Cash Converters has settled a $16.4 million class action without admitting fault.

The law suit on behalf 30,000 Queensland borrowers was launched on allegations that the company effectively charged more than 400 per cent interest (per year) for one-month loans between April 2010 and June 2013.

Some loans allegedly attracted rates which exceeded 600 per cent.

Lawyers representing the borrowers claimed Cash Converters has sought to circumvent the law by deliberately and “unconscionably” charging big brokerage fees for “cash advances”.

“This settlement will be funded from existing resources,” Cash Converters said in a statement.

“The total cost will be expensed in the current financial year and is deductible for tax purposes.”

The final settlement between both parties still has to be approved by the court.

This settlement comes after Cash Converters settled two actions for $23 million in 2015, also based on its lending practices.

Cash Converters stocks surged 9.4 per cent after it confirmed the settlement.
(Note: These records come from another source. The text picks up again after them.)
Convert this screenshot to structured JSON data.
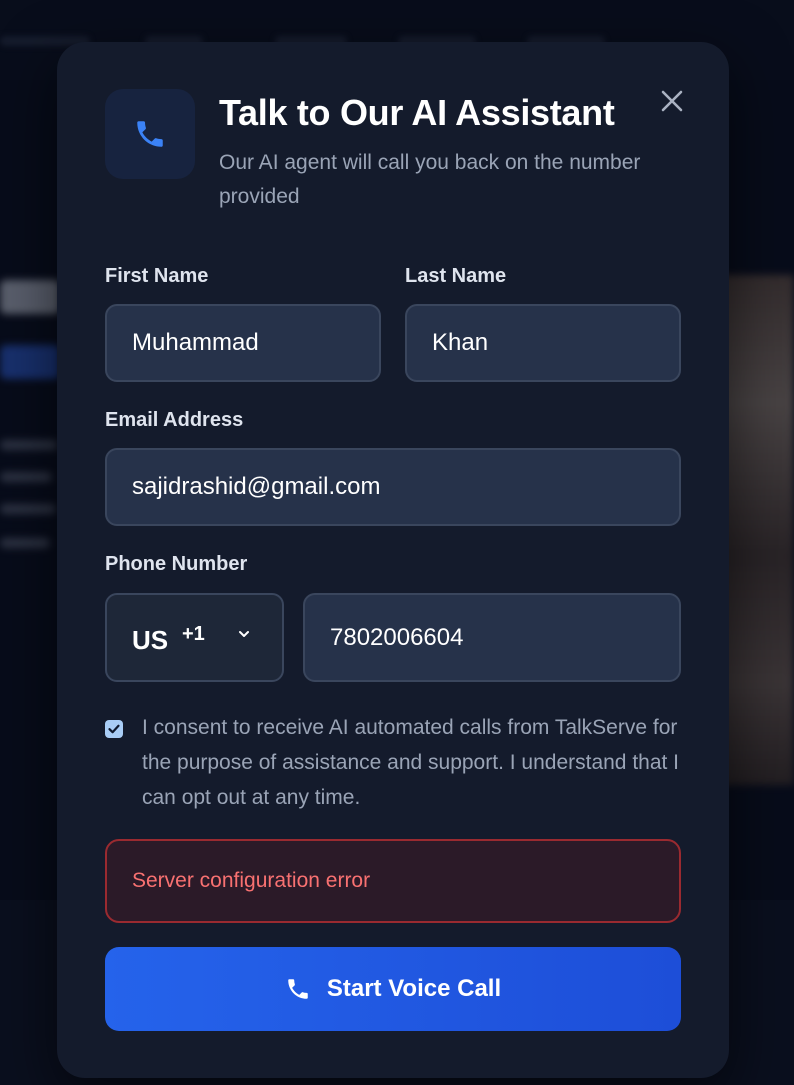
{
  "modal": {
    "title": "Talk to Our AI Assistant",
    "subtitle": "Our AI agent will call you back on the number provided",
    "icon": "phone-icon",
    "close_icon": "close-icon"
  },
  "form": {
    "first_name": {
      "label": "First Name",
      "value": "Muhammad"
    },
    "last_name": {
      "label": "Last Name",
      "value": "Khan"
    },
    "email": {
      "label": "Email Address",
      "value": "sajidrashid@gmail.com"
    },
    "phone": {
      "label": "Phone Number",
      "country": "US",
      "dial_code": "+1",
      "value": "7802006604"
    },
    "consent": {
      "checked": true,
      "text": "I consent to receive AI automated calls from TalkServe for the purpose of assistance and support. I understand that I can opt out at any time."
    }
  },
  "error": {
    "message": "Server configuration error"
  },
  "cta": {
    "label": "Start Voice Call",
    "icon": "phone-icon"
  },
  "colors": {
    "accent": "#2563eb",
    "modal_bg": "#141b2c",
    "input_bg": "#26324a",
    "error_text": "#f87171",
    "error_border": "#9a2a30"
  }
}
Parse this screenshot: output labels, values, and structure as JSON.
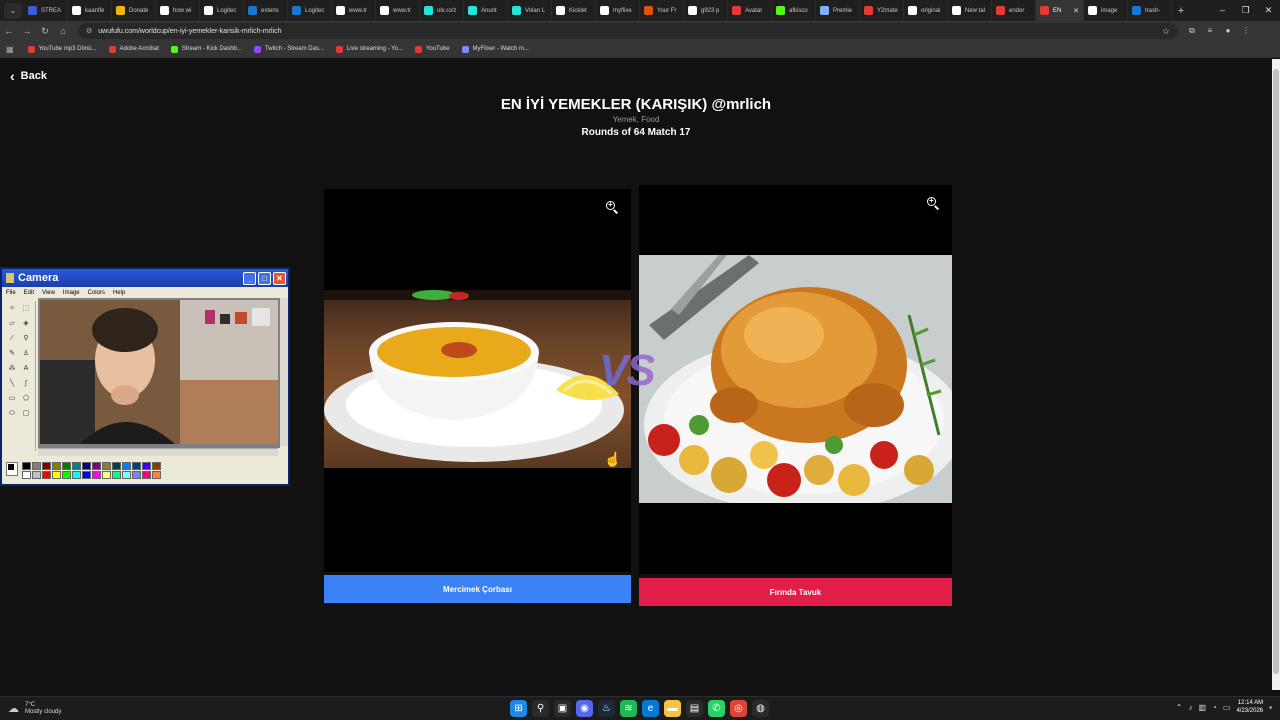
{
  "browser": {
    "tabs": [
      {
        "title": "STREA",
        "color": "#3b5bdb"
      },
      {
        "title": "kaanfle",
        "color": "#ffffff"
      },
      {
        "title": "Donate",
        "color": "#f2b705"
      },
      {
        "title": "how wi",
        "color": "#ffffff"
      },
      {
        "title": "Logitec",
        "color": "#ffffff"
      },
      {
        "title": "extens",
        "color": "#1976d2"
      },
      {
        "title": "Logitec",
        "color": "#1976d2"
      },
      {
        "title": "www.tr",
        "color": "#ffffff"
      },
      {
        "title": "www.tr",
        "color": "#ffffff"
      },
      {
        "title": "olx.ro/z",
        "color": "#23e5db"
      },
      {
        "title": "Anunt",
        "color": "#23e5db"
      },
      {
        "title": "Volan L",
        "color": "#23e5db"
      },
      {
        "title": "Kicklet",
        "color": "#ffffff"
      },
      {
        "title": "myflixe",
        "color": "#ffffff"
      },
      {
        "title": "Your Fr",
        "color": "#e65100"
      },
      {
        "title": "g923 p",
        "color": "#ffffff"
      },
      {
        "title": "Avatar",
        "color": "#e53935"
      },
      {
        "title": "afkisco",
        "color": "#53fc18"
      },
      {
        "title": "Premie",
        "color": "#7fb3ff"
      },
      {
        "title": "Y2mate",
        "color": "#e53935"
      },
      {
        "title": "original",
        "color": "#ffffff"
      },
      {
        "title": "New tal",
        "color": "#ffffff"
      },
      {
        "title": "ender",
        "color": "#e53935"
      },
      {
        "title": "EN",
        "color": "#e53935",
        "active": true
      },
      {
        "title": "image",
        "color": "#ffffff"
      },
      {
        "title": "trash-",
        "color": "#1976d2"
      }
    ],
    "url": "uwufufu.com/worldcup/en-iyi-yemekler-karisik-mrlich-mrlich",
    "bookmarks": [
      {
        "label": "YouTube mp3 Dönü...",
        "color": "#e53935"
      },
      {
        "label": "Adobe Acrobat",
        "color": "#e53935"
      },
      {
        "label": "Stream - Kick Dashb...",
        "color": "#53fc18"
      },
      {
        "label": "Twitch - Stream Das...",
        "color": "#9146ff"
      },
      {
        "label": "Live streaming - Yo...",
        "color": "#e53935"
      },
      {
        "label": "YouTube",
        "color": "#e53935"
      },
      {
        "label": "MyFlixer - Watch m...",
        "color": "#7c8cff"
      }
    ]
  },
  "page": {
    "back_label": "Back",
    "title": "EN İYİ YEMEKLER (KARIŞIK) @mrlich",
    "subtitle": "Yemek, Food",
    "round": "Rounds of 64 Match 17",
    "vs": "VS",
    "left_choice": "Mercimek Çorbası",
    "right_choice": "Fırında Tavuk",
    "left_color": "#3b82f6",
    "right_color": "#e11d48"
  },
  "paint": {
    "title": "Camera",
    "menu": [
      "File",
      "Edit",
      "View",
      "Image",
      "Colors",
      "Help"
    ]
  },
  "taskbar": {
    "temp": "7°C",
    "weather": "Mostly cloudy",
    "time": "12:14 AM",
    "date": "4/23/2026"
  }
}
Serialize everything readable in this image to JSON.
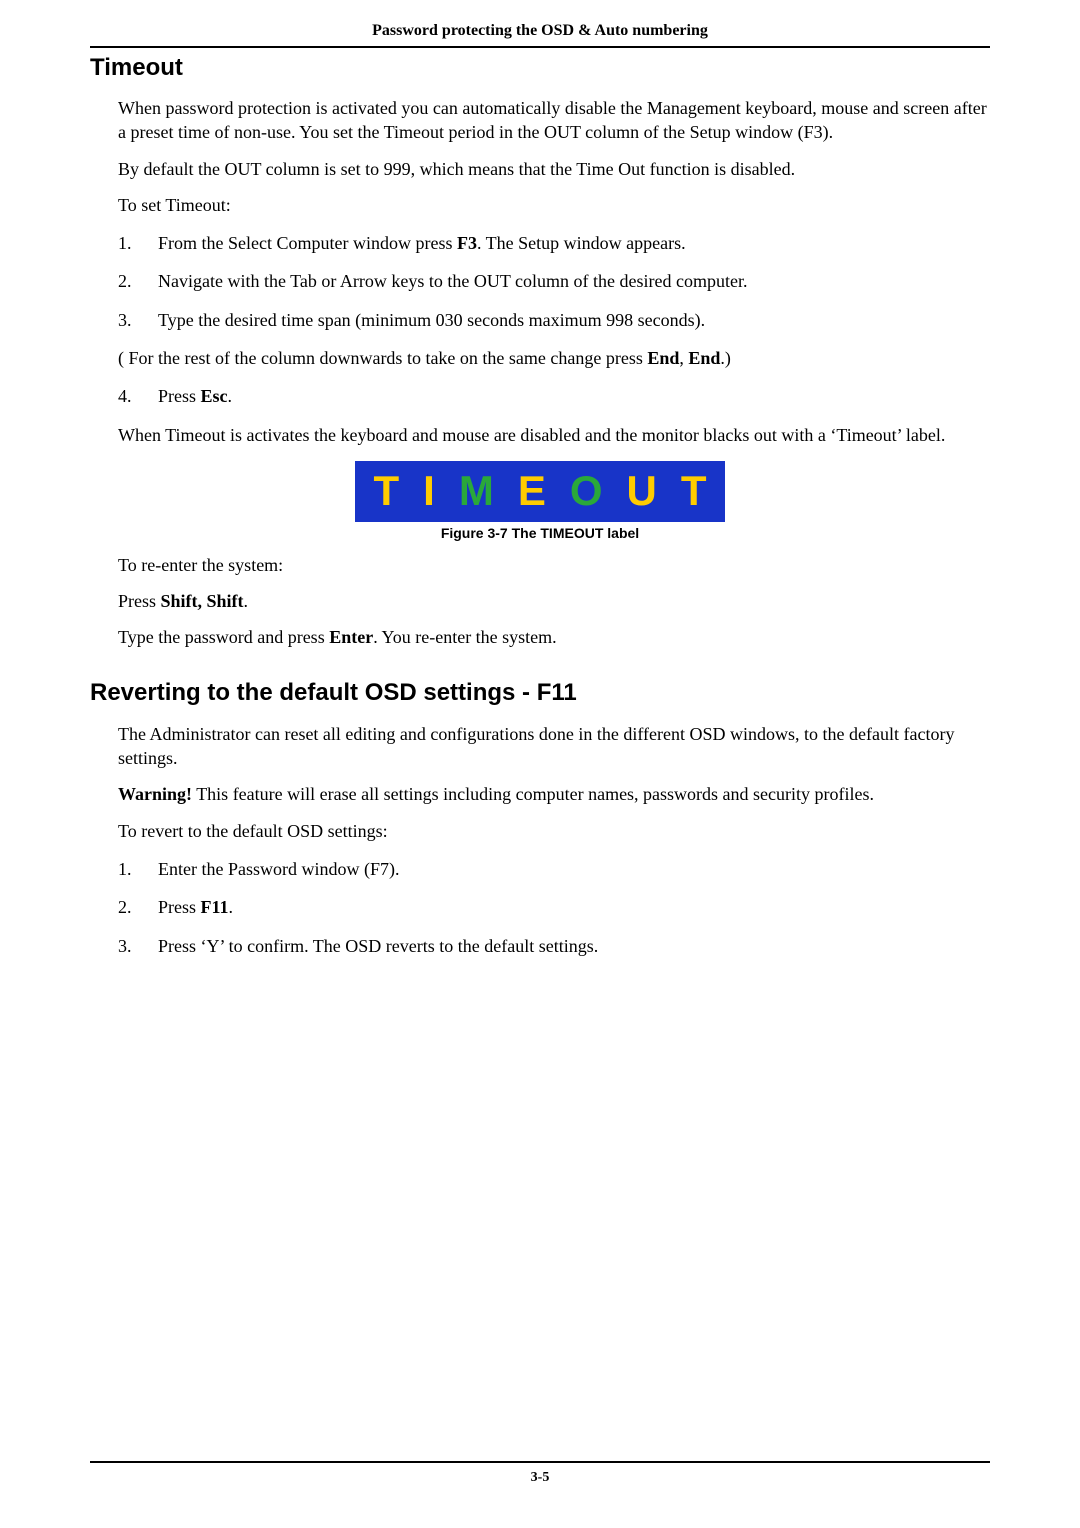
{
  "header": "Password protecting the OSD & Auto numbering",
  "section1": {
    "title": "Timeout",
    "p1a": "When password protection is activated you can automatically disable the Management keyboard, mouse and screen after a preset time of non-use. You set the Timeout period in the OUT column of the Setup window (F3).",
    "p2": "By default the OUT column is set to 999, which means that the Time Out function is disabled.",
    "p3": "To set Timeout:",
    "li1a": "From the Select Computer window press ",
    "li1b": "F3",
    "li1c": ". The Setup window appears.",
    "li2": "Navigate with the Tab or Arrow keys to the OUT column of the desired computer.",
    "li3": "Type the desired time span (minimum 030 seconds maximum 998 seconds).",
    "p4a": "( For the rest of the column downwards to take on the same change press ",
    "p4b": "End",
    "p4c": ", ",
    "p4d": "End",
    "p4e": ".)",
    "li4a": "Press ",
    "li4b": "Esc",
    "li4c": ".",
    "p5": "When Timeout is activates the keyboard and mouse are disabled and the monitor blacks out with a ‘Timeout’ label.",
    "caption": "Figure 3-7 The TIMEOUT label",
    "p6": "To re-enter the system:",
    "p7a": "Press ",
    "p7b": "Shift, Shift",
    "p7c": ".",
    "p8a": "Type the password and press ",
    "p8b": "Enter",
    "p8c": ". You re-enter the system."
  },
  "timeout_banner": {
    "c1": "T",
    "c2": "I",
    "c3": "M",
    "c4": "E",
    "c5": "O",
    "c6": "U",
    "c7": "T"
  },
  "section2": {
    "title": "Reverting to the default OSD settings - F11",
    "p1": "The Administrator can reset all editing and configurations done in the different OSD windows, to the default factory settings.",
    "p2a": "Warning!",
    "p2b": "  This feature will erase all settings including computer names, passwords and security profiles.",
    "p3": "To revert to the default OSD settings:",
    "li1": "Enter the Password window (F7).",
    "li2a": "Press ",
    "li2b": "F11",
    "li2c": ".",
    "li3": "Press ‘Y’ to confirm. The OSD reverts to the default settings."
  },
  "numbers": {
    "n1": "1.",
    "n2": "2.",
    "n3": "3.",
    "n4": "4."
  },
  "page_number": "3-5"
}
The company will now defend a second case listed for hearing this week, also initiated by Maurice Blackburn.

This case, on behalf of more than 60,000 Queenslanders, is similar in substance, relating to breaches of Queensland consumer credit law, hefty brokerage fees and vulnerable borrowers.

“This class action is a perfect example of how the class action regime works to promote access to justice for the most disadvantaged in our community,” Maurice Blackburn principal lawyer Miranda Nagy said.

“We are really pleased with this result [the $16.4 million settlement], but are focused on winning the rest of our case and obtaining justice for an even bigger group of people who took out Cash Converters' Personal Loans.”